The theory of Values Based Practice provides a conceptual framework for bringing together findings, representations, tools and sources - and for facilitating their translation into a knowledge base and working tools for clinical practice, healthcare research, health policy making and medical education.  

At a practical level, the process of values based practice, in particular as it draws on learnable clinical skills, contributes to balanced medical decision making that is both evidence based and also responsive to the values of the individual patient and others concerned in a given clinical situation.

 

How does Values Based Practice relate to frameworks of similar assumptions and concerns?

 

Values Based Practice is one of a number of frameworks (such as patient-centred care, shared decision making, narrative-based medicine, mindful practice) that aim to make health care more attentive to the patient as a unique individual. There are certainly multiple pathways to the same goal.
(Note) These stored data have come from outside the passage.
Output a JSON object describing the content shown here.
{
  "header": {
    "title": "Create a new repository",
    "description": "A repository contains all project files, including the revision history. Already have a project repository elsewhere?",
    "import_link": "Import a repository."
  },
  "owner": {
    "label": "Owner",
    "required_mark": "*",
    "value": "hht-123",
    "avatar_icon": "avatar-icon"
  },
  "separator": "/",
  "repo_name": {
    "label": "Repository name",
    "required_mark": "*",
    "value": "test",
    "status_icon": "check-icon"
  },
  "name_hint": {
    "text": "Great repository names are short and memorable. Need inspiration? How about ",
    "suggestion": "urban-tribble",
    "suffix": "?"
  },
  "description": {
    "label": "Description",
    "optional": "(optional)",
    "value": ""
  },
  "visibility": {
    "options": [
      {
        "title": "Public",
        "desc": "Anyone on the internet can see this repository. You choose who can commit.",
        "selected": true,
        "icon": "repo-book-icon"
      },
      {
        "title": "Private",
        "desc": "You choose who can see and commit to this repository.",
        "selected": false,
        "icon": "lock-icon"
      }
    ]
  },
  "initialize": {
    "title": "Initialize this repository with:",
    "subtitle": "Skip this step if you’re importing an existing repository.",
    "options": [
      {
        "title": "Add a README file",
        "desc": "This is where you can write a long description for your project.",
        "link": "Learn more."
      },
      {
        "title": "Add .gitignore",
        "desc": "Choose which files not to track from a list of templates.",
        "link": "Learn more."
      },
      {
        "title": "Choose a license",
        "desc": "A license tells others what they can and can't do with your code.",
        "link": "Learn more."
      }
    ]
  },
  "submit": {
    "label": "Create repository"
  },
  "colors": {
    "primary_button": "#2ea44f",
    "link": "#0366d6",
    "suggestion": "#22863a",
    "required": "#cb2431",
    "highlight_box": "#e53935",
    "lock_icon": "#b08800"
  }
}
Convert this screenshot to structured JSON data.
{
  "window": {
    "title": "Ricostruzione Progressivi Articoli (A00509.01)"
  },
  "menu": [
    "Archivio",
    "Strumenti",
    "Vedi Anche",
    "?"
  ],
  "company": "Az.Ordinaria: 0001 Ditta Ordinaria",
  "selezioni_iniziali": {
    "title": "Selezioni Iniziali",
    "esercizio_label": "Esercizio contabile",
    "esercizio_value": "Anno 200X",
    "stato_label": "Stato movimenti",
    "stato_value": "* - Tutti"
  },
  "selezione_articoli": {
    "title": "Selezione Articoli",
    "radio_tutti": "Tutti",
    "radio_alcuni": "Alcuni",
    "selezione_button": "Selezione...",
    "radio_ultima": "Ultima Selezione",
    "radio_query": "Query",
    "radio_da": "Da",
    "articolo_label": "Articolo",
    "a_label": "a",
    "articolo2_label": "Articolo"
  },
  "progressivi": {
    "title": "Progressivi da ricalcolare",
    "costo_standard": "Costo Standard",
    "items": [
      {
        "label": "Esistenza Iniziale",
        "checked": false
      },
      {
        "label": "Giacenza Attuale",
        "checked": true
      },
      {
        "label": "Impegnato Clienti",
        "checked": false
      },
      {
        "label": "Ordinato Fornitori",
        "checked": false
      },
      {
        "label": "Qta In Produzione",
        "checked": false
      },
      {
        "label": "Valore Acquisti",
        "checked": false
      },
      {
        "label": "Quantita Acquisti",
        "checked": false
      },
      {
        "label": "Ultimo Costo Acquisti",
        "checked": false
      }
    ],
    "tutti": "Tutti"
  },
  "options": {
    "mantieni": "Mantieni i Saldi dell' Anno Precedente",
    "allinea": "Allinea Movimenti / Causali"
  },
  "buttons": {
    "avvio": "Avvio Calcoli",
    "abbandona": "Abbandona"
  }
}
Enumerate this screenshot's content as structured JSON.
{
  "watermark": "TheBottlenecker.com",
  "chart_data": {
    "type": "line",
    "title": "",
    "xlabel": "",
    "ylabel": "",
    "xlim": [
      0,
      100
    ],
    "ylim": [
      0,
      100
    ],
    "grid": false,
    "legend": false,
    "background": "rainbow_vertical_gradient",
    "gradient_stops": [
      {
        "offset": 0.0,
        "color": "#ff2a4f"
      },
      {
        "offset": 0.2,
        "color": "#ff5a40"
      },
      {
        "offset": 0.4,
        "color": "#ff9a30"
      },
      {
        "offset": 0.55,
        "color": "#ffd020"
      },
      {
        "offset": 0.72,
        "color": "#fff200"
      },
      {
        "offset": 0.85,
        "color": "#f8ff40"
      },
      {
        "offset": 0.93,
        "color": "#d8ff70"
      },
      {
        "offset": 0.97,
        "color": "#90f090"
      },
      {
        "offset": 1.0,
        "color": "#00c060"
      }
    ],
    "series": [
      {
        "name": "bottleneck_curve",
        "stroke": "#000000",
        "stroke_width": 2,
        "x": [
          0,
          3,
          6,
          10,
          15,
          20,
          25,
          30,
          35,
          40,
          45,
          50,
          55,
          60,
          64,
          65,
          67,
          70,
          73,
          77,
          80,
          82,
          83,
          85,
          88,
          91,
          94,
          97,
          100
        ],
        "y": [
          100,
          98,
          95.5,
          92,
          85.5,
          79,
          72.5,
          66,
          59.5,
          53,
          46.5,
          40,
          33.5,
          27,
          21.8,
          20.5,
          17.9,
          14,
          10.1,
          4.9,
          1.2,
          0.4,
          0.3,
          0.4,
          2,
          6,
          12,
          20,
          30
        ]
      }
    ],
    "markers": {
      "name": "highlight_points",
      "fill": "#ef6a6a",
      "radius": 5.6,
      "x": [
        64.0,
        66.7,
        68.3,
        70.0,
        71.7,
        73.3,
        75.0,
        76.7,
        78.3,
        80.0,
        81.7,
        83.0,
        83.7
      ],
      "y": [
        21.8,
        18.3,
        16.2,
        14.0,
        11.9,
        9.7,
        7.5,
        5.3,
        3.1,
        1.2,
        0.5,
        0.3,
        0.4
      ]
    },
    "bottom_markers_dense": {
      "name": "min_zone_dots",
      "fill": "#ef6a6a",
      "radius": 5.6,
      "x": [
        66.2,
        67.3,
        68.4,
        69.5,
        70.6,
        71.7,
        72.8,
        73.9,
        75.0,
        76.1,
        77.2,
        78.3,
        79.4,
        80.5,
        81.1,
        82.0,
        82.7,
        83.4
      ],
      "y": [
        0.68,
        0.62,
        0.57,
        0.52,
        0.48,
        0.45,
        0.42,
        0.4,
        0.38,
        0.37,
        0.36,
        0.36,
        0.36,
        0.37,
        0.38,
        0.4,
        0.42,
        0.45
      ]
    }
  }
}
Values Based Practice provides a cross-cutting set of practical tools for each these approaches to person-centred care because all of them depend (among other things) upon understanding an individual patient’s values and being able to integrate them with the values of others in clinical decision making.

A further contribution of Values Based Practice comes from its very broad underlying conceptual framework. The concept of ‘values’ allows for a large number of factors in health-related decision making to be captured; for a wide range of disciplines to find common ground on which to exchange ideas; and for values-based approaches to be applied successfully in many different contexts in healthcare (i.e. in addition to clinical decision making between patients and families with health professionals, decisions in such areas as management of services and overall policy development).  

It is likely that Values Based Practice and the other frameworks and disciplines contributing to Values Based Medicine will often converge on findings, approach and messages. Together they all aim to contribute to decisions that are owned by the patient as reflecting their wishes, concerns and other values, are feasible in view of his or her psychological make-up and the constraints of their individual situation, are based on the available evidence, and hence are likely to maximise the number of improved health outcomes.